“Les Cahiers Ukrainiens” d’Igort

Remerciements particuliers à Arnauld, notre auteur invité. 

Les cahiers ukrainiens appartiennent à la mouvance des romans graphiques. Ces bandes dessinées visent un public plus mâture, sont distribuées par des éditeurs généralement indépendants et ont en trame de fond un thème historique, politique, social ou (auto)biographique voire intimiste.

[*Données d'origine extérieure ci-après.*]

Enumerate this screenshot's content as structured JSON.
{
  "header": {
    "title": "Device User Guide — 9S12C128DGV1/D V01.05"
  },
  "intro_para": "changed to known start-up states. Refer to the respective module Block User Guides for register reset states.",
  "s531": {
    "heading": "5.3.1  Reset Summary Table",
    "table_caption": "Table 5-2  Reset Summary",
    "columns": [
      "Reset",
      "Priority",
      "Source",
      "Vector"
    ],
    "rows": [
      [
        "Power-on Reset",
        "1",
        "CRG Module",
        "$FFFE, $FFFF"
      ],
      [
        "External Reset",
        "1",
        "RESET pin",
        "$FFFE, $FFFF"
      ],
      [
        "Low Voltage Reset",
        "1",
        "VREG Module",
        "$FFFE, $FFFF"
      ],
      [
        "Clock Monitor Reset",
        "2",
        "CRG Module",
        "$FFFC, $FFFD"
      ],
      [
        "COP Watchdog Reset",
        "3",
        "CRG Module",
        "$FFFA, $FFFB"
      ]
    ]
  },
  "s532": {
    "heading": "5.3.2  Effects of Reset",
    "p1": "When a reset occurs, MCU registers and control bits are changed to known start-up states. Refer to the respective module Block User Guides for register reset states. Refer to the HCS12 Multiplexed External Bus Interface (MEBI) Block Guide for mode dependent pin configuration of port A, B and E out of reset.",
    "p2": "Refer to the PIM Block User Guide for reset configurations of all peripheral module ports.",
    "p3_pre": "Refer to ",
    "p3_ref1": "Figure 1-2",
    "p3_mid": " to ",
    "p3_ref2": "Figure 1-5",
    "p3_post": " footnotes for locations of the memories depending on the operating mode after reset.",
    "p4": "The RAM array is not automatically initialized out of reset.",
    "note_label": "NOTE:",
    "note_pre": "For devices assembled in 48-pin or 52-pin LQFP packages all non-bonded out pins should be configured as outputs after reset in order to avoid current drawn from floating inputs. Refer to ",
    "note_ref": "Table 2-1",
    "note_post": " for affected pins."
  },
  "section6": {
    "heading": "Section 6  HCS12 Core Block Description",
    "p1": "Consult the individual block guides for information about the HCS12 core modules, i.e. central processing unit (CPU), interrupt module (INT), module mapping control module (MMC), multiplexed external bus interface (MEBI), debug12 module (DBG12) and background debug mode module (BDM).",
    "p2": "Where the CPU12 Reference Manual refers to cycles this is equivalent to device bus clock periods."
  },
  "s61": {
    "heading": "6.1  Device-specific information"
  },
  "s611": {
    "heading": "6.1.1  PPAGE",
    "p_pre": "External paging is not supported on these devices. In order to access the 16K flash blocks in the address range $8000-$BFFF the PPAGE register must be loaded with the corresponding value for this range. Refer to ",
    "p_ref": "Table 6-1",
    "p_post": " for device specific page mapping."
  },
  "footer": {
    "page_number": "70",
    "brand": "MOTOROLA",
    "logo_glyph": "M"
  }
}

L’auteur, Igor Tuveri, ou de son nom de plume Igort, est né et vit en Italie où il produit des bandes dessinées depuis la fin des années 80.

Familier de l’écriture de romans graphiques documentés (par exemple sur le thème du jazz), Igort a organisé plusieurs voyages et a cumulé plus de deux ans de séjours en Ukraine et en Russie, de Kiev aux confins de la Sibérie avant de nous livrer le résultat de son travail de recherche, un dyptique composé d’une part des « Cahiers Ukrainiens » et de l’autre des « Cahiers Russes » parus deux ans plus tard, les deux cahiers fonctionnant globalement sur le même schéma narratif avec un style dessiné très réaliste.
Dans “Les Cahiers Ukrainiens” l’auteur nous livre déjà assez sommairement en introduction et en conclusion de l’ouvrage son propre ressenti et ses expériences vécues dans le pays lors de ses séjours.

Les Cahiers ukrainiens d'Igort, page interne
La plus grande partie du récit est néanmoins composée de récits biographiques glanés auprès de personnes rencontrées sur place et de descriptions historiques et de rapports d’état pour le reste. L’auteur couvre ainsi des évènements qui se sont déroulés du début des années 30 jusqu’à nos jours en Ukraine en insistant sur la dékoulakisation, l’holodomor (голодомо́р), la vie durant la seconde guerre mondiale et les difficultés des familles pauvres dans les années qui suivirent.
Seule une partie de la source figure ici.